From the late 80’s to the early 90’s, Mark Davis worked at Kmart. Part of his job was playing pre-recorded cassettes sent from the corporate office. He saved them and has uploaded them to the Internet. Within the archive are 56 tapes with over 60 hours of music, Muzak and in-store announcements – a fantastic time capsule of the height of American consumerism. –Steve Rousseau via Digg
Mark Davis: OK, I have to admit this this is a strange collection. In the late 1980’s and early 1990’s, I worked for Kmart behind the service desk and the store played specific pre-recorded cassettes issued by corporate. This was background music, or perhaps you could call it elevator music. Anyways, I saved these tapes from the trash during this period and this video shows you my extensive, odd collection.
Until around 1992, the cassettes were rotated monthly. Then, they were replaced weekly. Finally sometime around 1993, satellite programming was intoduced which eliminated the need for these tapes altogether.

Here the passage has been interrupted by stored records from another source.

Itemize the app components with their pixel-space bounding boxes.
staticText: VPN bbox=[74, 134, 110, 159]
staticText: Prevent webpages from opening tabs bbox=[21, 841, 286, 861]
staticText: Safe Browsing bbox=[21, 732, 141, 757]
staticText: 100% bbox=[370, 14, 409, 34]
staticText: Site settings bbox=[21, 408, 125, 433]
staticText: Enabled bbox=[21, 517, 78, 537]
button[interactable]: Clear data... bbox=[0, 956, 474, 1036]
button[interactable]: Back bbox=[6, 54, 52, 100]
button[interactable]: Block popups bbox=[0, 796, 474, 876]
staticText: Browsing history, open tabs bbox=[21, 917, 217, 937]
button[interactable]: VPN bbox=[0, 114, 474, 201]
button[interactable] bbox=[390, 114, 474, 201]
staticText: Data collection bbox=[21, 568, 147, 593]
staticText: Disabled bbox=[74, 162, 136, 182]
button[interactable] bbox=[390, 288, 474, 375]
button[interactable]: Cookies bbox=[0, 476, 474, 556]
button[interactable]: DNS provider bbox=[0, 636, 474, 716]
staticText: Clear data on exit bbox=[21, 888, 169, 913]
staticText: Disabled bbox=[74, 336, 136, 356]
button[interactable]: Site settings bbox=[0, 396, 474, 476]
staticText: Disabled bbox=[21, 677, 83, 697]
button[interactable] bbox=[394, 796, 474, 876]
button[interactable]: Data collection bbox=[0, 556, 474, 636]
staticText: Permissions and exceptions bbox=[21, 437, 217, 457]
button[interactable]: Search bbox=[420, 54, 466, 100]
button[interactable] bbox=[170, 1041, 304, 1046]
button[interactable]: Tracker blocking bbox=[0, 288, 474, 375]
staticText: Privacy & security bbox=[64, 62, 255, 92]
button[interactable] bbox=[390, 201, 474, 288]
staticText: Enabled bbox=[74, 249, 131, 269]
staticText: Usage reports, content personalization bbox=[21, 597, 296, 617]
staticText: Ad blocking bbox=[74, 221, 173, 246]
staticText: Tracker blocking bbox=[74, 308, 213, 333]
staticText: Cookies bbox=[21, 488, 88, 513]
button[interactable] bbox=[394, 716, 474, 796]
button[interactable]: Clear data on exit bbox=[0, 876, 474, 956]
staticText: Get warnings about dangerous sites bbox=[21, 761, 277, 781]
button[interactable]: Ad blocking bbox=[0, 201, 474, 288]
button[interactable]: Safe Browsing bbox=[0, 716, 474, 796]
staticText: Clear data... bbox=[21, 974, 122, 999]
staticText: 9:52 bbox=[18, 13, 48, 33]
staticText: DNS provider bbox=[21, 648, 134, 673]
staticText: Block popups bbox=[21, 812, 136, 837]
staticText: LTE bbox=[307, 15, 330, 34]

The monthly tapes are very, very, worn and rippled. That’s becuase they ran for 14 hours a day, 7 days a week on auto-reverse. If you do the math assuming that each tape is 30 minutes per side, that’s over 800 passes over a tape head each month.
Finally, one tape in the collection was from the Kmart 30th anniversary celebration on 3/1/92. This was a special day at the store where employees spent all night setting up for special promotions and extra excitement. It was a real fun day, the store was packed wall to wall, and I recall that the stores were asked to play the music at a much higher volume. The tape contains oldies and all sorts of fun facts from 1962. This may have been one of the last days where Kmart was in their heyday – really!
One last thing for you techies, the stores built in the early 1970’s (such as Naperville, IL Ogden Mall Kmart #3066, Harwood Heights, IL #3503 and Bridgeview, IL #4381) orignally had Altec-Lansing amplifiers with high quality speakers throughout the store. When you applied a higher quality sounding source, the audio was extremely good. Later stores had cheaper speakers and eventually the amps were switched out with different ones usually lacking bass and treble controls.